What is the government’s response
to the EU request?

In the meantime, what is the response of the government to the EU request, to the requests of other countries?

Surprisingly, our government has not issued any statement or pronouncement on what it is offering in response to the various GATS requests. WTO bulletins state that the Philippines is one of the countries which have not submitted any offers.

Lumalaban ba ang Pilipinas? Sinasagkaan ba natin ang liberalisasyon?

I am afraid the answer is No.

Recently, we are witness to the government’s orchestration of the liberalization program for the mining industry. The Supreme Court reversed itself on the Constitutionality of the limitations on foreign ownership and participation in mining exploration and development. Right after the Supreme Court’s decision, the government convened a mining summit, where Australian, American, European and Chinese mining companies promised to generate as much as a trillion dollars for the economy and so much jobs for the nation’s work force.

This is sheer exaggeration. Have we forgotten the fact that mining was a major activity in the l930s and from the l950s to the l970s? In the l960s and l970s, we even became Asia’s biggest producer of copper. Umunlad ba ang Pilipinas dahil sa mining noong mga dekadang ito? Hindi. Sa halip, ang naiwang mining sites tulad ng Marinduque ay nagmistulang ghost towns, na pati ang mga ilog at baybay dagat ay namatay sa lason.

But I am afraid the mining liberalization is only a prelude to the bigger thing, the wholesale liberalization of the economy via the cha-cha waltz.

The last chapter of the new Medium-Term Philippine Development Plan (MTPDP) is devoted to ‘Constitutional Reform’, to the removal of the Constitutional restrictions on foreign ownership and participation in the land market, mining and the operation of public utilities, media and advertising business, telecommunications and so on. In short, Chapter 25 of the MTPDP is the implementation of the GATS request from the developed countries.

The MTPDP does not even flinch in saying that economic nationalism is the supposed obstacle to growth and development.

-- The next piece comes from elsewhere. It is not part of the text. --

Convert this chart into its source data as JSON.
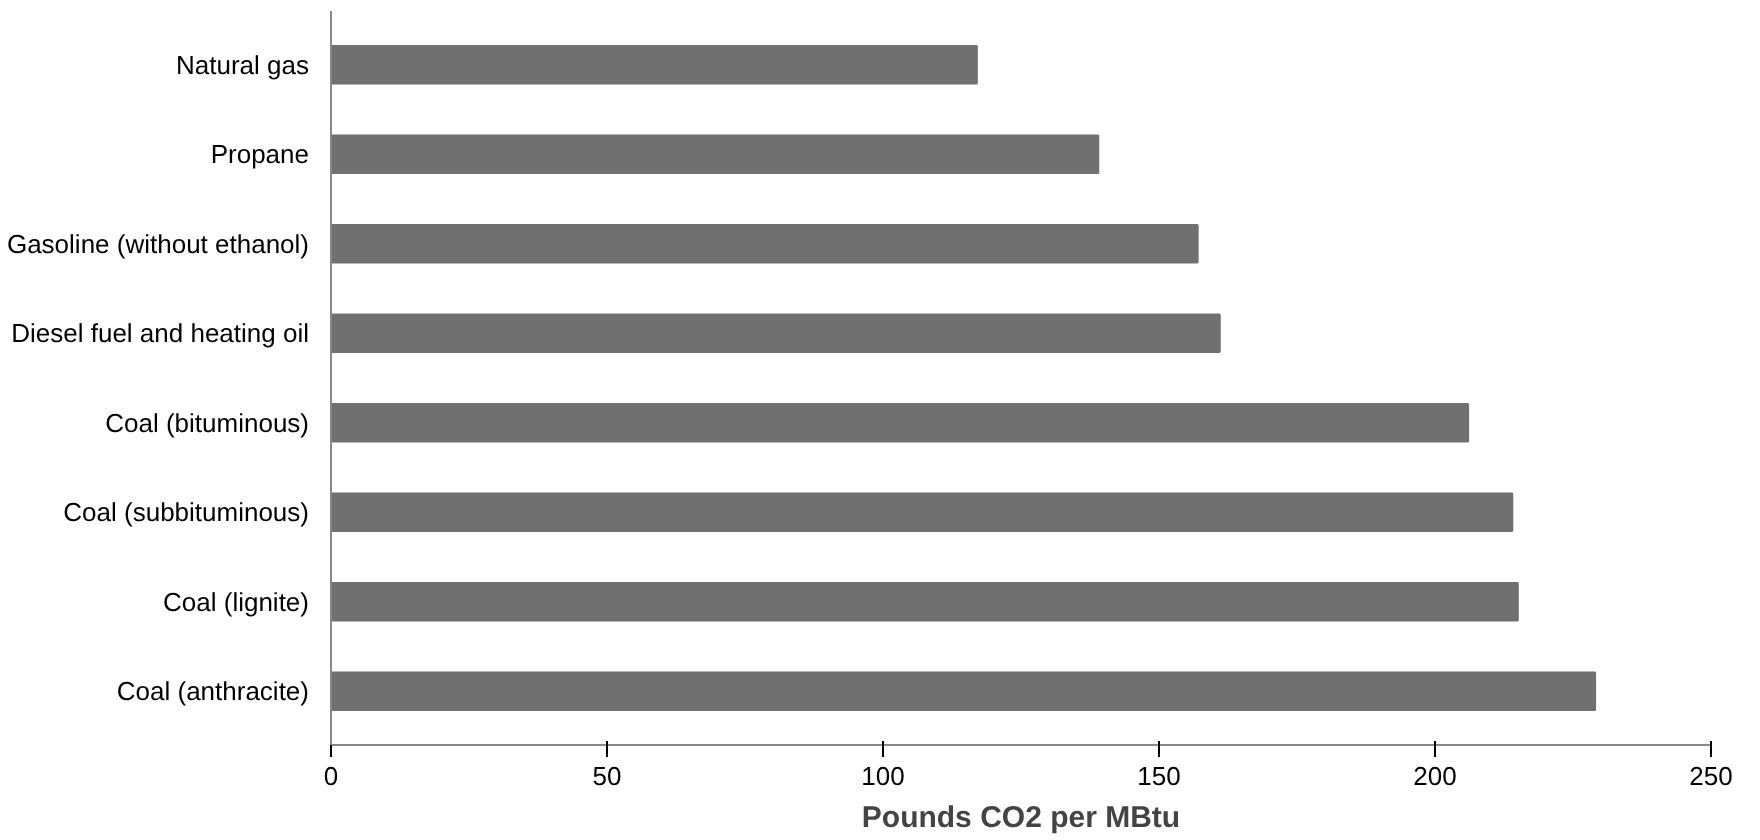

NEDA wrote:

“The Constitutional provision providing for a self-reliant and independent economy effectively controlled by Filipinos…stifled economic innovations and reforms”.

I am afraid this is a distorted view of history and economic reality. For the truth is that our economic planners and policy makers, with their dependence on foreign advisers and lenders, never bothered to implement the Constitutional mandate to develop a progressive and balanced economy effectively controlled by Filipinos. We never tried to develop a self-reliant and independent economy. We never observed economic nationalism, and yet it is economic nationalism which is being blamed as the root cause of our backwardness. This is a typical example of neo-liberal doublespeak.

And now that there is GATS, they want to formally remove what they have not been implementing – economic nationalism as enshrined in the Constitution.

Clearly, the challenge for all of us is to expose the Machiavellian plots to change the Constitution in the name of GATS liberalization and to educate the larger public on how a handful of technocrats are selling the nation to foreigners based on specious logic and false assumptions. This is an outright attack on our national patrimony.

Let us all resist. Thank you and mabuhay!